After a lot of nagging from her and seeing her drop several pounds, I've changed what I offer. Now the group gets fruit and low-fat popcorn.
Sometimes we just need to have someone nudge us onto the road of good health.
That's what two women are trying to do with black congregations in Lexington.
Former Urban County Council member Andrea James and Alysha Lewis are community liaisons for Body & Soul Lex, a local effort sponsored by a grant from the Centers for Disease Control and Prevention's Racial and Ethnic Approaches to Community Health program. REACH hopes to eliminate health disparities among minorities. The funding is disseminated through UCLA.
The purpose of the Lexington grant, which began in October and ends in August, is to encourage black churches to push their congregations toward more healthful eating habits.
James said they are seeing slow progress, partly because the cold weather was a hindrance in getting people to turn out to health fairs or discussions, and partly because change is embraced slowly.
The deepest inroads have come when the pastor sees the need for the congregation to have a health rehabilitation, James said.
"At New Beginning (Church of God in Christ), the pastor has been on board," she said. "Pastor (John A.) Harris is a health nut. He has encouraged walking groups, and that church has a bit of a younger congregation with children."
The church also has a community garden, which Seedleaf helped start.
James and Lewis have also conducted food demonstrations at Bethel Baptist Church, where Pastor Larry A. Wilson is asking the "great cooks" there to incorporate healthier choices.
"We are also going back there for a discussion on diabetes," James said. "We do the legwork that church members don't have the time to do. We package it up and take it back to the churches," showing them what resources are available to help them turn the corner.
And the resources are there, James said. The people who need information or help simply need to be connected with the people who have those resources, she said.
Body & Soul can help churches implement policies, such as no candy or empty caloric treats during Vacation Bible School.
"A healthy snack adds nutritional value to the body," James said.
Or the church could decide to have Sundays when those who are able should park farther away and walk a bit to church. Or maybe take the stairs when possible.
Various ideas such as those will be discussed Saturday before and after Body & Soul presents a free showing of Soul Food Junkies, a documentary film by Byron Hurt that premiered in the PBS Independent Lens series last year and was shown at the Lyric Theatre & Cultural Arts Center in March 2013.
The film explores the roots of soul food in Western Africa and how those flavors were brought to this country. It shows how the types of food consumed in black populations and the amounts of it can cause the preventable diseases prevalent among black families.
A lot of people missed the showing last year, but it sparked a lot of interest among those who did see it, James said. "We want to use that energy and further the conversation," she said.
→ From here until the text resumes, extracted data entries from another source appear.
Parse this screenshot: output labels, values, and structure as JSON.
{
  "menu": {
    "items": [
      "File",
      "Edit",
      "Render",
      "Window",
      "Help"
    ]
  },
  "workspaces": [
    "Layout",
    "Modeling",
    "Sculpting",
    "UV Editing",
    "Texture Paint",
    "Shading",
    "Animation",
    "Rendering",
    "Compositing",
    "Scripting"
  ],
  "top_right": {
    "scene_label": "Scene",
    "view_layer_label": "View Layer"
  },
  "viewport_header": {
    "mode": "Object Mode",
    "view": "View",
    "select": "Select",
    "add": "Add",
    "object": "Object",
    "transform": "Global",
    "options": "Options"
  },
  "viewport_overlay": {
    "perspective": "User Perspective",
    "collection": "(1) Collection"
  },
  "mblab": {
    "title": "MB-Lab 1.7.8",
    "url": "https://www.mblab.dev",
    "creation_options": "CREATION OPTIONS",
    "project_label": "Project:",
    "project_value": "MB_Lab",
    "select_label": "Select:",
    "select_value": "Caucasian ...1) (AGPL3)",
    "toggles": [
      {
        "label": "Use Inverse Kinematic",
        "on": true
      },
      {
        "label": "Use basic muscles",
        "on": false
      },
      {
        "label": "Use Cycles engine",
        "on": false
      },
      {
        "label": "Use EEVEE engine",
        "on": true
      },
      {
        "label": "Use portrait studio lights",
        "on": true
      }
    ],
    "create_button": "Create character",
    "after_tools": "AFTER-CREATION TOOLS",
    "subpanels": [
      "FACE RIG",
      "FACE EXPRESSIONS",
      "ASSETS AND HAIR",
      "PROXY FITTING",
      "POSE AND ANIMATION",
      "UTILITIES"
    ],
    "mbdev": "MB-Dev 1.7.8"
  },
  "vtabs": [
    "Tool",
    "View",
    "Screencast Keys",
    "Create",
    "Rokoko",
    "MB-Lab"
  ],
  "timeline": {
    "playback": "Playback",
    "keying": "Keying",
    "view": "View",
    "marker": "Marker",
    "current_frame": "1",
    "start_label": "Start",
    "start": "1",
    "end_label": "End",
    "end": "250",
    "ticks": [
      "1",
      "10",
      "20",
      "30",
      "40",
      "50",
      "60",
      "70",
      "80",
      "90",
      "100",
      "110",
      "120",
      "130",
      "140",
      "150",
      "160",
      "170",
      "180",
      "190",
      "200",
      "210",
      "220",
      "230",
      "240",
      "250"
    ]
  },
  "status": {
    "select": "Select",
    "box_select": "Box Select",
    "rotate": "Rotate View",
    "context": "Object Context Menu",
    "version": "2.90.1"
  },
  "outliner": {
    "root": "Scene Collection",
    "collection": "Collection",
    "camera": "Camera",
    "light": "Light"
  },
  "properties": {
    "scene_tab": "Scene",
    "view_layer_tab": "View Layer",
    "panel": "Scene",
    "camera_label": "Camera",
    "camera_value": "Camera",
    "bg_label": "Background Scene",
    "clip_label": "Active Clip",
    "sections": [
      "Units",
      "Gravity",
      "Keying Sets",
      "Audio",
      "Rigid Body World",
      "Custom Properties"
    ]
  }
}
During the film, there will be a brief period of exercise called "instant fun," James said, to show that three to seven minutes of exercise can be added to any meeting or setting.
The event at the Lyric begins at noon Saturday, with a resource fair where you'll find information about everything from starting a garden to changing recipes to improve your health.
After the documentary, there will be discussion groups focused on chronic illness, easy ways to insert physical activity in your life, and how to get Body & Soul for a meeting at your church. There will be free food to sample, too.
And there will be a tour of the 4th Street Farm, which was started about four years ago by Sherry Maddock on a 10th of an acre. It demonstrates the possibilities of urban farming.
If you can't make the Body & Soul event, James and Lewis will gladly come to your church with all the information.
"We want to create some change in the churches," James said. "They know what they need to do. We just want to give them the resources."